The Right Way to Store Clothes in the Attic
You can help your clothes last longer by taking a few precautions when storing them in the attic. First, make sure that the temperature in the attic remains below 70 degrees Fahrenheit. If it rises above that mark, your clothes will start to get damaged.
Next, you need to make sure that the humidity remains below 60%. If the humidity climbs above that level, fabrics are more likely to get damaged. To prevent this, make sure that the attic is well-ventilated.
You can do this by installing an air conditioner that can be set to deactivate when the attic is cool enough.
Another way to prevent excess humidity is by storing your clothes in closed boxes with plenty of air circulating around them. It’s best to avoid plastic containers as they don’t let air reach the fabrics.

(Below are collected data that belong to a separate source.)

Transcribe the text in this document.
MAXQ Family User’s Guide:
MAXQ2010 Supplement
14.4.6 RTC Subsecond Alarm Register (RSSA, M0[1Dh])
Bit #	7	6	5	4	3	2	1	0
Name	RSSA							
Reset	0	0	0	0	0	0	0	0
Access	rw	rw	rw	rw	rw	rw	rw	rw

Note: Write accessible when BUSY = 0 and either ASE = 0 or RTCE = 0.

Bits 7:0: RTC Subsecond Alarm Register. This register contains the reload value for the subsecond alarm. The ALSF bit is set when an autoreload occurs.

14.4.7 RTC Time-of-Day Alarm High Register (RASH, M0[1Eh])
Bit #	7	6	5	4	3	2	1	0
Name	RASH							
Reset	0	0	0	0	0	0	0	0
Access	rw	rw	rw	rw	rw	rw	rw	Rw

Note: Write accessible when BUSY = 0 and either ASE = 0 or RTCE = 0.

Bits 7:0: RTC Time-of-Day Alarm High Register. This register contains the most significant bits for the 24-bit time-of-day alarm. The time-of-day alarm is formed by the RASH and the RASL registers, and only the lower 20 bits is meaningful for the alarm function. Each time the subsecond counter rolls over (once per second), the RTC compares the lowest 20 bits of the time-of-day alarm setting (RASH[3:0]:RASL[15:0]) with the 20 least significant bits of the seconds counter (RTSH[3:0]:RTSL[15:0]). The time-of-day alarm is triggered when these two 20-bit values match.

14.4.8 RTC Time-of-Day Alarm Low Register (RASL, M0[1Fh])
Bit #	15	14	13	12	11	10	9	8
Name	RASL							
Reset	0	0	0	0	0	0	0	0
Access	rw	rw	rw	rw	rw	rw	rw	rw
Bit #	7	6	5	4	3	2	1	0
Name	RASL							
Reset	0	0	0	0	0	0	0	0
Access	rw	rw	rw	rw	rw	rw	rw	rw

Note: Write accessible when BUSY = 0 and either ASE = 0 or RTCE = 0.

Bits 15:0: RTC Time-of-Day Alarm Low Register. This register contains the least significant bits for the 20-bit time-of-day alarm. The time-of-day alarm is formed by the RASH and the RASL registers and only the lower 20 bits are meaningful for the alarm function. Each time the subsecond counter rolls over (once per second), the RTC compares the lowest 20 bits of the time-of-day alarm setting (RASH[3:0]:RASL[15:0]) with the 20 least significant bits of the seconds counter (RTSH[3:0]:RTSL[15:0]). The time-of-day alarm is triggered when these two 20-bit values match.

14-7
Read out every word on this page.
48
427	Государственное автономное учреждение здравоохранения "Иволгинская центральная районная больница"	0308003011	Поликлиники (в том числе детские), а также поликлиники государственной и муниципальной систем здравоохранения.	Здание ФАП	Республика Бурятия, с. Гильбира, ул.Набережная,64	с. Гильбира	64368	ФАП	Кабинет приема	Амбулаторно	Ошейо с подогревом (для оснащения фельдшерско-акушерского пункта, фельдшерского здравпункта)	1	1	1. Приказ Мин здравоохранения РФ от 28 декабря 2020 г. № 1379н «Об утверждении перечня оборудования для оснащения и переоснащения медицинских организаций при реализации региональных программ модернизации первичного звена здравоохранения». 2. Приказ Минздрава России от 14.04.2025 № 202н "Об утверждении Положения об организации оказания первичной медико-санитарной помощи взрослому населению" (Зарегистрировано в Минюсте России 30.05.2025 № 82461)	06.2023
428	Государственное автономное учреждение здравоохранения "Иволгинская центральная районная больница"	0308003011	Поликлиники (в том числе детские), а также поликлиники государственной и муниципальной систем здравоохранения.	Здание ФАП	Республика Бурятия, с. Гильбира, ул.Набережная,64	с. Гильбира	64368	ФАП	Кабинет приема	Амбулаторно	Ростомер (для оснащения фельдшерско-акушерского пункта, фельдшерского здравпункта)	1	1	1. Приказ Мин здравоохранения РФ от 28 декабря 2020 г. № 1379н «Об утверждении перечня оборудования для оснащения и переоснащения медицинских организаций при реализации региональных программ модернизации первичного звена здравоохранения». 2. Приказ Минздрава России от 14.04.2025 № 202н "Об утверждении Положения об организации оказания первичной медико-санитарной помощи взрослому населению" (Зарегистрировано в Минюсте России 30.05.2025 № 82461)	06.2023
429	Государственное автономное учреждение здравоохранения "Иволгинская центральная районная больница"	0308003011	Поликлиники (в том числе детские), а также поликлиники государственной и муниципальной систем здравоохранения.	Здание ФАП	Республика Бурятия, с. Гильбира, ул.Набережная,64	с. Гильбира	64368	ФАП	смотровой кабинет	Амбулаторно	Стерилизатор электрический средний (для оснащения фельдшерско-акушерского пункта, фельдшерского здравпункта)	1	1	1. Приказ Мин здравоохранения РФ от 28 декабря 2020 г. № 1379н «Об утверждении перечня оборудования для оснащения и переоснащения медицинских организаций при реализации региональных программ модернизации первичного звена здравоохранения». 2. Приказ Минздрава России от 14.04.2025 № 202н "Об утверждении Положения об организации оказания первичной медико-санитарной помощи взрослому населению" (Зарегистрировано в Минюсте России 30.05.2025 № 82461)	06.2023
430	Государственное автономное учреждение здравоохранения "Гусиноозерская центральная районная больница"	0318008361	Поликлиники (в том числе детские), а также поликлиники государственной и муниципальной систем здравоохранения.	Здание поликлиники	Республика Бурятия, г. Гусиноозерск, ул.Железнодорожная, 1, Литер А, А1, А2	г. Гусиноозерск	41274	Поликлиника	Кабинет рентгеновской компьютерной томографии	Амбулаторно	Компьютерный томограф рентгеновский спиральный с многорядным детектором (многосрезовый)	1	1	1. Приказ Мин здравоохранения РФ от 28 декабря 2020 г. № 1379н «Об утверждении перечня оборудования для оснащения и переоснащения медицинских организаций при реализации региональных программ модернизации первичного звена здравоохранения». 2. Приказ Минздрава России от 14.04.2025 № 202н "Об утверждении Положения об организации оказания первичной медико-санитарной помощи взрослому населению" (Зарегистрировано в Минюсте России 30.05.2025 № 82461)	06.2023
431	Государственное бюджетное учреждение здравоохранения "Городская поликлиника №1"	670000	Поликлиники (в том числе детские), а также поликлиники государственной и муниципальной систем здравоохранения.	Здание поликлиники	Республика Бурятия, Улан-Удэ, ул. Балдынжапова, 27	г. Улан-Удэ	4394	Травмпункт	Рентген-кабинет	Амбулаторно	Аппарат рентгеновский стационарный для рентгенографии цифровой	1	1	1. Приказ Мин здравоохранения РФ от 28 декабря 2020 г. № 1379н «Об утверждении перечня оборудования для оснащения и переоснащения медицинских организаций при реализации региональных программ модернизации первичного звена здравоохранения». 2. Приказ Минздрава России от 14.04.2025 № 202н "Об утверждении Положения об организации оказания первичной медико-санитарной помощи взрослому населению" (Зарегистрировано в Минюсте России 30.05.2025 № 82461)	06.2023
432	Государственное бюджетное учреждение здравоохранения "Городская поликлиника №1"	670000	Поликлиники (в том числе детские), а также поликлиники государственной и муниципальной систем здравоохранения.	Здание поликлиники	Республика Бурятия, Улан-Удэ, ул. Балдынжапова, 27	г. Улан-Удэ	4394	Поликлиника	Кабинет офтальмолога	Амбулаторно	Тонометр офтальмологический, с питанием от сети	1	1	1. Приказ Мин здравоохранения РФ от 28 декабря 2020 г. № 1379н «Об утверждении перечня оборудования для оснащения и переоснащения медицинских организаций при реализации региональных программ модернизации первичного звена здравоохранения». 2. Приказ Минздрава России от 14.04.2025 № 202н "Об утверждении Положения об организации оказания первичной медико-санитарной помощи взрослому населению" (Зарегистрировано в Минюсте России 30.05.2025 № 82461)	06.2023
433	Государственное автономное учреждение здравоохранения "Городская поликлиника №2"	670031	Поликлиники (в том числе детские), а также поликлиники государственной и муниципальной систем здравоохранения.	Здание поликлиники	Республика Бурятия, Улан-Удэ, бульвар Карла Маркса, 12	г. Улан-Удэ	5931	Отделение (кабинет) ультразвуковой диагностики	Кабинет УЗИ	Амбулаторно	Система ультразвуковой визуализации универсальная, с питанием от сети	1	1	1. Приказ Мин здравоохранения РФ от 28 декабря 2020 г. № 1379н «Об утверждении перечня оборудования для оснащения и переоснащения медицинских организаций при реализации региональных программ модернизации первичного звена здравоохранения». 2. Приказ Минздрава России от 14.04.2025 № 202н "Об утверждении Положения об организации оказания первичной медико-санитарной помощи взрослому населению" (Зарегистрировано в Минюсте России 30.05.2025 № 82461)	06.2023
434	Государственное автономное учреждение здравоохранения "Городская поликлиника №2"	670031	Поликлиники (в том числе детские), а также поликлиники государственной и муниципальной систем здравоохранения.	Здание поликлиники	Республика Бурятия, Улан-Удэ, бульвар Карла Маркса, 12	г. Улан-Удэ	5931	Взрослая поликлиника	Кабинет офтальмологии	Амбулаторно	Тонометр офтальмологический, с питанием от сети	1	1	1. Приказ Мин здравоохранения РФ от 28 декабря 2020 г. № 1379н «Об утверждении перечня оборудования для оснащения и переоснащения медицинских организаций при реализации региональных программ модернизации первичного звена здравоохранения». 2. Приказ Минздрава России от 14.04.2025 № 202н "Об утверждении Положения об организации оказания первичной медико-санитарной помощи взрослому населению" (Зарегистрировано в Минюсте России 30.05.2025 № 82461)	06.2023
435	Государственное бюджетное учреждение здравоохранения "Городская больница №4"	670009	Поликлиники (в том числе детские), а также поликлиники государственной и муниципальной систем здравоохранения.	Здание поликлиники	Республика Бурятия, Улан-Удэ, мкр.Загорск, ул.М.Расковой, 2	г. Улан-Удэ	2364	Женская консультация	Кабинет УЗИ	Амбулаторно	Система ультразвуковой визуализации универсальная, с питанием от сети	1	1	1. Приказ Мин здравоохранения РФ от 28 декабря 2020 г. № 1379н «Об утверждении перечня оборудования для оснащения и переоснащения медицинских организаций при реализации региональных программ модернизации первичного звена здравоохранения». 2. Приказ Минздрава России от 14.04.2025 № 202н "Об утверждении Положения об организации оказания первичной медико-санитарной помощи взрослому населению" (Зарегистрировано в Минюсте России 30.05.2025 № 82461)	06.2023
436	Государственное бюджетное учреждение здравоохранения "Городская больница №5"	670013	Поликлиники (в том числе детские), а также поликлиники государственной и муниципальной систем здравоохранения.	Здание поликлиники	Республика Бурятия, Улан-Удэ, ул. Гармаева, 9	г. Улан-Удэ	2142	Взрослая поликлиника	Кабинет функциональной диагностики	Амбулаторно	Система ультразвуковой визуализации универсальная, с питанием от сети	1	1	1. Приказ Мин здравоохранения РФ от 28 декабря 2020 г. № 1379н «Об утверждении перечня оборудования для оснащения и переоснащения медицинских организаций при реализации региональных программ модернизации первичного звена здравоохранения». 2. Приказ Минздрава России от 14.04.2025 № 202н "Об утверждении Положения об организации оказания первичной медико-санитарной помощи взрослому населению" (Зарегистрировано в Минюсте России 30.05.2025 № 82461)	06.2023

If you can, it’s best to store your clothes near the roof so that they’re less exposed to heat and humidity. This way, they can breathe and remain cooler.
When it comes to storing clothes, the attic is a common choice among homeowners. While it’s a convenient place to store clothes, it’s important to do it in a way that protects them from heat and humidity.
You can do this by keeping the attic well-ventilated and storing your clothes near the roof where they can breathe. It’s also important to check them regularly for signs of moth infestation.